Riggleman described Luria’s work on the committee as “exemplary,” saying she faces a tough race in which she could be punished by voters more concerned about threats to their pocketbook than their democracy. “Facts and politics are mutually exclusive,” he said.
“I’m not as confident in the short term that it will be as explosive as we’d like it to be,” said Riggleman, an Air Force intelligence officer-turned-national security consultant-turned whiskey distiller who describes himself as “unaffiliated” with the Republican Party. “It could have a small effect and that could have an explosive effect on the election.”
Instead, the House committee — in laying out the scheme to upend the Biden victory through violence and illegal, if not unconstitutional, procedure — is making a case that will have a “historical effect,” Riggleman said. Over the long run, the committee’s findings might instill in Americans a fuller awareness of the dishonesty that, Riggleman said, propelled Trump and his inner circle — and could well up again if Trump seeks the presidency in 2024.
“You’re talking about deprogramming of a large portion of the population ... to the grift and fraud perpetuated against them and whether they see the ridiculousness behind January 6,” he said.
Because of the breathless whirl of social media and cable news, Riggleman in short order joined the thin ranks of go-to Trump-bashing Republicans.

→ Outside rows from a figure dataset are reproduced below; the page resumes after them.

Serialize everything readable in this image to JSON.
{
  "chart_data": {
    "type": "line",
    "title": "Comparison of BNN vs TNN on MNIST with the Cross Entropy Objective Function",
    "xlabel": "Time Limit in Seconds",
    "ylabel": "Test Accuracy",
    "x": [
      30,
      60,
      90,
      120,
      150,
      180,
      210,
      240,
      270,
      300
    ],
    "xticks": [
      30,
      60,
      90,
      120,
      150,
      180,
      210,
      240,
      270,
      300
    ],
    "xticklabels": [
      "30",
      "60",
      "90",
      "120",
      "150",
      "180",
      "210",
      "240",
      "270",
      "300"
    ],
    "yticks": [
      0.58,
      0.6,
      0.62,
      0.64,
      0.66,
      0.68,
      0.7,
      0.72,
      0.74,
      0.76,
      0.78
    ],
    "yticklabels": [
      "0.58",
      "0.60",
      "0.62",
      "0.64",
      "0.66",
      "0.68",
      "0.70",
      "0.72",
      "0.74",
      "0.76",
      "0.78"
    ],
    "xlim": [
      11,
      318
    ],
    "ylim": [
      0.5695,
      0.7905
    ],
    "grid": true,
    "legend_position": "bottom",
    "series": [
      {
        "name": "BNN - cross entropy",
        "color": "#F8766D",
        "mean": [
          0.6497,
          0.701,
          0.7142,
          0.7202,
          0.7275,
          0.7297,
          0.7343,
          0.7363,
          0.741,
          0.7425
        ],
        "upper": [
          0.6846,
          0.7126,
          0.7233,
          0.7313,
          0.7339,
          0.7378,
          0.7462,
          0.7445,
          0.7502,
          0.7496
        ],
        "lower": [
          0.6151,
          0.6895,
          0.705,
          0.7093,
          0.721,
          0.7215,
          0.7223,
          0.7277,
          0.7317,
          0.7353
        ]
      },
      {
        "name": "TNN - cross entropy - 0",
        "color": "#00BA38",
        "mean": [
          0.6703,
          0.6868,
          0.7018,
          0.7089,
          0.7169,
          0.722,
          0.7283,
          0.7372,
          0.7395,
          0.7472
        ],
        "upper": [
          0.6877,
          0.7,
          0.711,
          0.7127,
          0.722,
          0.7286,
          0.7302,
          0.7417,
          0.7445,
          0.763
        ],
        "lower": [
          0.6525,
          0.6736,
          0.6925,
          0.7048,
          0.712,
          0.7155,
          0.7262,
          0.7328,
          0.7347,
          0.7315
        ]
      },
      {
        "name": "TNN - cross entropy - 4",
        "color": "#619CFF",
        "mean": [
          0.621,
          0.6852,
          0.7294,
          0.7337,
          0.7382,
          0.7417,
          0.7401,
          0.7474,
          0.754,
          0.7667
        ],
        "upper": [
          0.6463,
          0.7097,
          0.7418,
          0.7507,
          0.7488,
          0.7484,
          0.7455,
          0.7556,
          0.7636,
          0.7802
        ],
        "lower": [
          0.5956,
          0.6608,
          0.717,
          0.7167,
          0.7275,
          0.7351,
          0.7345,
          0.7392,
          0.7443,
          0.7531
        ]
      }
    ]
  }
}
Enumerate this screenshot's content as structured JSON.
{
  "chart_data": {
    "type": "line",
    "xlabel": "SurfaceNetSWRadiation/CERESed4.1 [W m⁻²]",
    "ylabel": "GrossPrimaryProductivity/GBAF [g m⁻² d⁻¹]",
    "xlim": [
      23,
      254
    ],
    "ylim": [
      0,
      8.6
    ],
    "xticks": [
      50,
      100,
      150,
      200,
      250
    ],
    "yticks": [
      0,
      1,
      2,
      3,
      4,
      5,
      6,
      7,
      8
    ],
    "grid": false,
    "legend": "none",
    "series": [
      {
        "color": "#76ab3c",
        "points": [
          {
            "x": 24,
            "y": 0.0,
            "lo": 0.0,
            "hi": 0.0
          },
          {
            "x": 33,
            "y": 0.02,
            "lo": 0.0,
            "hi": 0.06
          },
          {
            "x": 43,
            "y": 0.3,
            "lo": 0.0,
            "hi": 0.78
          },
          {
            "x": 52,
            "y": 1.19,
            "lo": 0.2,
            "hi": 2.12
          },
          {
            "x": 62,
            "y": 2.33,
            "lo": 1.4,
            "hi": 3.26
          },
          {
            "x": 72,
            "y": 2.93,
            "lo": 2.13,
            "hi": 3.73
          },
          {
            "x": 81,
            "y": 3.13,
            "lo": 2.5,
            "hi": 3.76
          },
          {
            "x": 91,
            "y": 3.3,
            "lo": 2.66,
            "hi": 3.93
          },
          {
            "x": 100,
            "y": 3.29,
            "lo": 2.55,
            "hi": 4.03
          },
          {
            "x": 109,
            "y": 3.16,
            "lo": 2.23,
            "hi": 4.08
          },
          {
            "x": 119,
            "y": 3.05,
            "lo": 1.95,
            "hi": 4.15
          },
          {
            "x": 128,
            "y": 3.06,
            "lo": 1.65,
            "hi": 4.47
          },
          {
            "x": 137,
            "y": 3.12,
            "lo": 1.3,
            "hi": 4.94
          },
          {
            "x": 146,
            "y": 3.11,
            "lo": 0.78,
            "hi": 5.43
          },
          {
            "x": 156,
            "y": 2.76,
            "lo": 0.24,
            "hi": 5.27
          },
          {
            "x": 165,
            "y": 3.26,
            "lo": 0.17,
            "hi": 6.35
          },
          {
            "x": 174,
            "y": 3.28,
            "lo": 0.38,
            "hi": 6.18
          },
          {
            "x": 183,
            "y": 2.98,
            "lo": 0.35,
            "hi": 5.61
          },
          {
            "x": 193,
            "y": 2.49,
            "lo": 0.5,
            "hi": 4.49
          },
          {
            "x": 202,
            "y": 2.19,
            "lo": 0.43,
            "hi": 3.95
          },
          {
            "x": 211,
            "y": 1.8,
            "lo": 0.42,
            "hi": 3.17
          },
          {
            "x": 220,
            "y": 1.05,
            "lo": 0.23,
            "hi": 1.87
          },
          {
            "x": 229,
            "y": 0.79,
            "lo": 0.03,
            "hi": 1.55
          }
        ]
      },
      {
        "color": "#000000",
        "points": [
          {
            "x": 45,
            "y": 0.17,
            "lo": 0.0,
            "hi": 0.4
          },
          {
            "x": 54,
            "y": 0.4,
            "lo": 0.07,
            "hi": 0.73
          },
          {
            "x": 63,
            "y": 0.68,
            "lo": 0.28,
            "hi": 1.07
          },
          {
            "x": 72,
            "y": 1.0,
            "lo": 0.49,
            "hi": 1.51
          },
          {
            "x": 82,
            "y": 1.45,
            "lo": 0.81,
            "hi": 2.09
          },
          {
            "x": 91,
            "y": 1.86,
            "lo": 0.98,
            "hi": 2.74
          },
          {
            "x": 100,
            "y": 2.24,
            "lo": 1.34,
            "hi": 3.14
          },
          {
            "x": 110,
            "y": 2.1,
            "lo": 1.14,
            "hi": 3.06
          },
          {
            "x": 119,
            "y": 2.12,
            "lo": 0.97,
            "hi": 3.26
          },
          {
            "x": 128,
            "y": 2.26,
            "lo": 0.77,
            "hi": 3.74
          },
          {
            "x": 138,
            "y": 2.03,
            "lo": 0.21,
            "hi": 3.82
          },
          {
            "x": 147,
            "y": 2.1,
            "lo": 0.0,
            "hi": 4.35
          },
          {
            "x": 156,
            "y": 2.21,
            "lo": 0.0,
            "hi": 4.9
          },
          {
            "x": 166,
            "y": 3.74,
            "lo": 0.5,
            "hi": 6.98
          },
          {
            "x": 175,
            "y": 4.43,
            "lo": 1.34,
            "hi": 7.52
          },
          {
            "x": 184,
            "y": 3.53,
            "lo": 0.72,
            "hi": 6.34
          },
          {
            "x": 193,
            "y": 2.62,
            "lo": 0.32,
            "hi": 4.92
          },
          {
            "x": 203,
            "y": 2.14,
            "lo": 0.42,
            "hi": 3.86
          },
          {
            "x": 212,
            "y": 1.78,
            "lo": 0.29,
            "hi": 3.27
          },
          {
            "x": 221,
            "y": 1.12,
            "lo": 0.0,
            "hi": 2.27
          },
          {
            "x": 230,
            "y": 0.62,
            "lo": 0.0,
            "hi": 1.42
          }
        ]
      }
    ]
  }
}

They include the incumbents on the House committee, Reps. Liz Cheney of Wyoming and Adam Kinzinger of Illinois. They were appointed by Speaker Nancy Pelosi after she rejected Trump loyalists recommended by the Republican leadership.
Riggleman’s visibility has rattled some on the 1/6 committee. Politico reported earlier this month that members viewed Riggleman, in an appearance on CNN, as violating an agreement to not publicly discuss the committee’s work. Riggleman, who left the committee nearly two months ago, said he was not bound by such a rule.
Before he turned against Trump, Riggleman stood with him, seeking the president’s support for a second term in Congress. “I thought I could ride the lightning, that somehow I could keep my integrity and accept Donald Trump’s endorsement,” he said.
Riggleman’s defeat to Good, attributed to Good’s criticism of Riggleman for officiating at the same-sex wedding of campaign volunteers, was one of the few losses for Trump-backed candidates in 2020. Among the four Republicans in Virginia’s House delegation — all of whom voted to overturn Biden’s election — Good may be the Trumpiest. He even shares 45’s claim that the coronavirus was a hoax, never mind that it killed more than 300 people in Good’s district the year he was elected.
As committee-generated evidence mounts — in the court of public opinion — that Trump fully participated in a plot to thwart the peaceful transfer of presidential power, whether Trump is held accountable in a court of law is, as Riggleman sees it, a long shot. Considering it a formality, he’s not much taken by the possibility the House panel would refer possible criminal charges to the U.S. Department of Justice.
After all, the department and the committee — represented by Heaphy, its lead investigator — are negotiating terms for sharing transcripts of interviews with committee witnesses. To Riggleman, that’s big: “And if DOJ’s requesting evidence, then something is going on.”